The Wireless

Weekly Reading: Best longreads on the web

14:34 pm on 16 February 2018

Our weekly recap of the best feature stories from around the internet.

 

This week Wired examine the last two years inside Facebook HQ. Photo: AFP

Inside the Two Years that Shook Facebook - and the World, by Nicholas Thompson and Fred Vogelstein, Wired

“The stories varied, but most people told the same basic tale: of a company, and a CEO, whose techno-optimism has been crushed as they’ve learned the myriad ways their platform can be used for ill. Of an election that shocked Facebook, even as its fallout put the company under siege. Of a series of external threats, defensive internal calculations, and false starts that delayed Facebook’s reckoning with its impact on global affairs and its users’ minds. And—in the tale’s final chapters—of the company’s earnest attempt to redeem itself.”

New Zealand’s Prime Minister, Jacinda Ardern, Is Young, Forward-Looking, and Unabashedly Liberal—Call Her the Anti-Trump, by Amelia Lester, Vogue

“Ardern is expert at preparing kingfish sashimi, but now Gayford does most of the cooking. “She’s notorious for skipping meals, and so the most important job I’ve got is to make sure she’s eating properly,” he says. The situation is a first for them both, but Gayford’s been in the neighborhood before. When I asked Ardern how he copes with a relationship spent in the spotlight, she says with a knowing smile, “Well, his previous girlfriend was on Shortland Street”—New Zealand’s preeminent soap opera—“so he’s fine.”’

Why Silicon Valley billionaires are prepping for the apocalypse in New Zealand, by Mark O’Connell, The Guardian

“Thiel’s interest in New Zealand was certainly fuelled by his JRR Tolkien obsession: this was a man who had named at least five of his companies in reference to The Lord of the Rings, and fantasised as a teenager about playing chess against a robot that could discuss the books. It was a matter, too, of the country’s abundance of clean water and the convenience of overnight flights from California. But it was also inseparable from a particular strand of apocalyptic techno-capitalism. To read The Sovereign Individual was to see this ideology laid bare: these people, the self-appointed “cognitive elite”, were content to see the unravelling of the world as long as they could carry on creating wealth in the end times.”

The Arrival of Timothée Chalamet, by Daniel Riley, GQ

“I asked him why he wanted to meet in Westwood. I knew he was suspicious of L.A. He'd toyed with the idea of moving out here the past two years but always found himself sucked back home, where he felt more grounded. "I get nervous," he said. "I worry, after all this, about moving to L.A., which is very appealing and a little dangerous. I just can't imagine meeting 26-year-old me that's been living in L.A. and thinking, 'Oh, he was challenged as a human being and he made intellectual strides.' I feel like he would have a Hawaiian necklace on and baggy shorts."’

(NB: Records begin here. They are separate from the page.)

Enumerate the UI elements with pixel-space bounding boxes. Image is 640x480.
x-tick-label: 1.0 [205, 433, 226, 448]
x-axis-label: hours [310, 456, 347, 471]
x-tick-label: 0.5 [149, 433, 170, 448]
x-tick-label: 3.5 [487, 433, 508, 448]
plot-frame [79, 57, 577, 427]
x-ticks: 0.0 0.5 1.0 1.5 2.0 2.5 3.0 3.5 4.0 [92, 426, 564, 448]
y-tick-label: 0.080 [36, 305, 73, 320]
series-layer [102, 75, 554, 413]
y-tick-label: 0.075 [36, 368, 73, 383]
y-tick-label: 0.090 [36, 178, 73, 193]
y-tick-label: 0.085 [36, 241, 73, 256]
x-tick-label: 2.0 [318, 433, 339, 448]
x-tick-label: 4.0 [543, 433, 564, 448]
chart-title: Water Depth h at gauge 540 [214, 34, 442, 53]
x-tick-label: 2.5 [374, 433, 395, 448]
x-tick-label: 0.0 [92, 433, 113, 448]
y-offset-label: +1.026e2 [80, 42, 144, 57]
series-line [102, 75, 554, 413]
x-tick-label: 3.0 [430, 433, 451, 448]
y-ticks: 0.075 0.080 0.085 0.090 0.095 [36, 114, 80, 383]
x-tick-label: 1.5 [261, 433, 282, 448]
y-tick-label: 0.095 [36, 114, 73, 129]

Hope Hicks Has Been Able To Spin Every White House Scandal Except Her Own, by Anne Helen Petersen, Buzzfeed

“Since the Porter story broke, the Daily Mail has tracked her mood and fashion closely (“The 29-year-old Director of Communications for the White House conveyed her sense of gloom and doom in a black belted jacket and some $800 black-suede, thigh-high Stuart Weitzman boots”). Hollywood Life declared that Hicks “looks distraught after rumored BF Rob Porter’s WH exit over abuse allegations,” peppering the piece with assurances of Hope’s fashion acumen: “While the expression on Hicks’ face was one of sadness, her outfit absolutely crushed it as always”; “Despite turmoil in the White House, she always looks good no matter what new crisis comes up.”’

The Bittersweet Beauty of Adam Rippon, by Richard Lawson, Vanity Fair

“That’s a feeling perhaps uniquely particular to the gay experience, the muddied confusion over whether you want to be someone’s companion or if you want to step inside their skin, to inhabit the world as they do. Watching Rippon have his triumphant moment on Sunday night—and give a funny, frank interview afterward—I felt the kind of yearning for a celebrity that I haven’t felt since I was 17, half my life ago. How strange to experience that while watching sports, an area of culture I’m usually pretty alienated from unless it’s Olympics time. Sure there have been plenty of swimmers and gymnasts and whomever else to lust after in Olympics past, but Rippon is something else—a sassy beacon of hope, a gay angel sent to delight and, sure, sadden us a little with all his distant beauty and poise.”